I know I said earlier that I didn’t want to use GitHub, but I’m not actually using GitHub Pages. Travis depends on GitHub Webhooks in order to figure out when you push an update to your site and kick off a build. In addition to the standard Jekyll files you’ll need to add a .travis.yml configuration file as well as a build and deploy script. My Travis configuration looks like this:

language: ruby
rvm:
  - 2.2
script:
  - chmod +x script/build
  - ./script/build
after_success:
  - chmod +x script/deploy
  - ./script/deploy
env:
  global:
  - NOKOGIRI_USE_SYSTEM_LIBRARIES=true

Taking it section by section

language: ruby
rvm:
  - 2.2

This tells Travis that the project is Ruby based, and what version of Ruby to use - in this case Ruby 2.2.

script:
  - chmod +x script/build
  - ./script/build

My build script in the scripts directory. This sets the execute flag, then executes it.

after_success:
  - chmod +x script/deploy
  - ./script/deploy

If the build is successful, Travis will set the execute flag on the deploy script, then execute it.

env:
  global:
  - NOKOGIRI_USE_SYSTEM_LIBRARIES=true

I’m using html-proofer to check all the links and images on my site, and this allows me to speed up the build time by using pre-installed libraries.

Now onto the build script. There’s nothing terribly exciting here, just build the site and run html-proofer on it.

bundle exec jekyll build
bundle exec htmlproof ./_site

The real magic happens in the deploy script.

sudo apt-get install -qq ncftp

ncftp -u "$USERNAME" -p "$PASSWORD" $HOST<<EOF
rm -rf site/wwwroot
mkdir site/wwwroot
quit
EOF

cd _site
ncftpput -R -v -u "$USERNAME" -p "$PASSWORD" $HOST /site/wwwroot .

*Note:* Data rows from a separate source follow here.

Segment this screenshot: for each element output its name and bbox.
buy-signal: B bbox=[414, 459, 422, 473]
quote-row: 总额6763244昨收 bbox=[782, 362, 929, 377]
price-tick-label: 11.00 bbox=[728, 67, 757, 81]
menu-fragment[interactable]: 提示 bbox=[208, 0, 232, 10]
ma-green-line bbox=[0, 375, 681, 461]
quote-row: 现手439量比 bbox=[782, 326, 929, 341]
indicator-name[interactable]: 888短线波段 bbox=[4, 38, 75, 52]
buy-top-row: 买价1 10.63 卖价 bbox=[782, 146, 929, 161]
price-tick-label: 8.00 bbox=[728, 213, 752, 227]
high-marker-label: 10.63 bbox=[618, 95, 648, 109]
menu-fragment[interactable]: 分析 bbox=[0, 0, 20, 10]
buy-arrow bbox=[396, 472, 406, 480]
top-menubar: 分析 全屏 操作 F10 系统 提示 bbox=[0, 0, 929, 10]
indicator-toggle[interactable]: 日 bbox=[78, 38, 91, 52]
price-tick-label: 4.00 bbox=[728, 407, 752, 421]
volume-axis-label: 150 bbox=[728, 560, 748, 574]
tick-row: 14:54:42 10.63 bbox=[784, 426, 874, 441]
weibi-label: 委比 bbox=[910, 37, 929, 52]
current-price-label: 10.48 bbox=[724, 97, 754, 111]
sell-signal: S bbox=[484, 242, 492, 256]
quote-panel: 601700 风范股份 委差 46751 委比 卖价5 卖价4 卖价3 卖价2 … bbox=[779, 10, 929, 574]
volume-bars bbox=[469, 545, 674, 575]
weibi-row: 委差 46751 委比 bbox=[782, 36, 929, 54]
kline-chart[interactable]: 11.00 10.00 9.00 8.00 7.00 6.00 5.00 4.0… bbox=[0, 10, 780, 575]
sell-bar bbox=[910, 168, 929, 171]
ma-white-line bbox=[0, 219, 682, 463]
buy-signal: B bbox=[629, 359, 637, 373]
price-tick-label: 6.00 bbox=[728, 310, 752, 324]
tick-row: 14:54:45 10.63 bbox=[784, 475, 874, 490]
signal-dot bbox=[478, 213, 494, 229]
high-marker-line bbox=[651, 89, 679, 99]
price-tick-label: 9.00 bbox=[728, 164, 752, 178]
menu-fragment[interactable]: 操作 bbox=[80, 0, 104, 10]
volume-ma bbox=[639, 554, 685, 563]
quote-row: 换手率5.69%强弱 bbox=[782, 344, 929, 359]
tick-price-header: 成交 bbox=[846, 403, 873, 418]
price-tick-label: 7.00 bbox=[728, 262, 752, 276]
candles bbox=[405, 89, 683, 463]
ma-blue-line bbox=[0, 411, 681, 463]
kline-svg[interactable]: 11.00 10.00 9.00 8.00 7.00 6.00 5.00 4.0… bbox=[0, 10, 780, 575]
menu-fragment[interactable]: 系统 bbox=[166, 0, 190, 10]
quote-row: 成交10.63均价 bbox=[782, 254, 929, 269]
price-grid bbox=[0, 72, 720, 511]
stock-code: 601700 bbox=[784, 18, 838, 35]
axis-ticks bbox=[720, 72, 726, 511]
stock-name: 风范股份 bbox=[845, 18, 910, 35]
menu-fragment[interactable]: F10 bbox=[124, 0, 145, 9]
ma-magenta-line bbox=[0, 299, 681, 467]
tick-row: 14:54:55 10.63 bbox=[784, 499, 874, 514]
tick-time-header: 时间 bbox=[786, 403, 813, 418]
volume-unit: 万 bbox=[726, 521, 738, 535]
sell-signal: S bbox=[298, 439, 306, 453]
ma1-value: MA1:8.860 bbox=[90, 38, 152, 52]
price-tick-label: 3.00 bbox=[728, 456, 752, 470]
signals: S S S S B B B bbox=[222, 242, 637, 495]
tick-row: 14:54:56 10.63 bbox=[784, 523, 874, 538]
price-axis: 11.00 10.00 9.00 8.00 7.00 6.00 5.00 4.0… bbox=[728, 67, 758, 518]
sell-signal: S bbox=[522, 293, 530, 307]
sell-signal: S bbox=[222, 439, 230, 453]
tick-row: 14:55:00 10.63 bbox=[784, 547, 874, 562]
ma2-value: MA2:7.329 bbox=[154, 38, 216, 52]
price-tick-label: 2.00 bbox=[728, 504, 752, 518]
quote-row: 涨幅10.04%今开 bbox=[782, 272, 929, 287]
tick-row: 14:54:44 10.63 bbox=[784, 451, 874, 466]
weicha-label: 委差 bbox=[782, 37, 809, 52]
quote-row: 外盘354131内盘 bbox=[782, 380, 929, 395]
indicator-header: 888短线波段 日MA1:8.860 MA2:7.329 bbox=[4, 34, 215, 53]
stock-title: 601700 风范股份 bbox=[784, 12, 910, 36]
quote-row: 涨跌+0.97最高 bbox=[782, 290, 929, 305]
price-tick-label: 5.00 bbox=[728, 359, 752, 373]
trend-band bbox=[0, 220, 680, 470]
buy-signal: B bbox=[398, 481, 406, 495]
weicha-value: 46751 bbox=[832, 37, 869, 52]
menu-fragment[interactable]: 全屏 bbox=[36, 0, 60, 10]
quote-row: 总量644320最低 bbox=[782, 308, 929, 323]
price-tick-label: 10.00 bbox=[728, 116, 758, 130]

I’m making use of a handy program called ncftp in order to deploy my site. Firstly Travis deletes the currently deployed site, then puts the generated Jekyll site on the FTP server.

Travis

To put it all together you need to configure Travis builds for your GitHub repository, and set the environment variables to allow Travis to deploy to Azure:

  • Go your your Travis profile
  • Click the slider next to your Jekyll repository
  • Go to your repositories and click on your Jekyll repository
  • Click Settings > Environment variables
  • Set environment variables for your Azure Web App where
    • USERNAME is azure-web-app-name\\azure-deployment-username
    • PASSWORD is azure-deployment-password
    • HOST is ftp-server-name.ftp.azurewebsites.windows.net

Travis environment variables

Remember that USERNAME requires a double backslash to escape the character in the terminal.

Putting it all together

Now that everything is all configured all you need to do is push a commit to GitHub and wait. If everything is good you should see your Jekyll site deployed automatically to your Azure Web App - though if you’re anything like me html-proofer will have picked up some broken links on your site!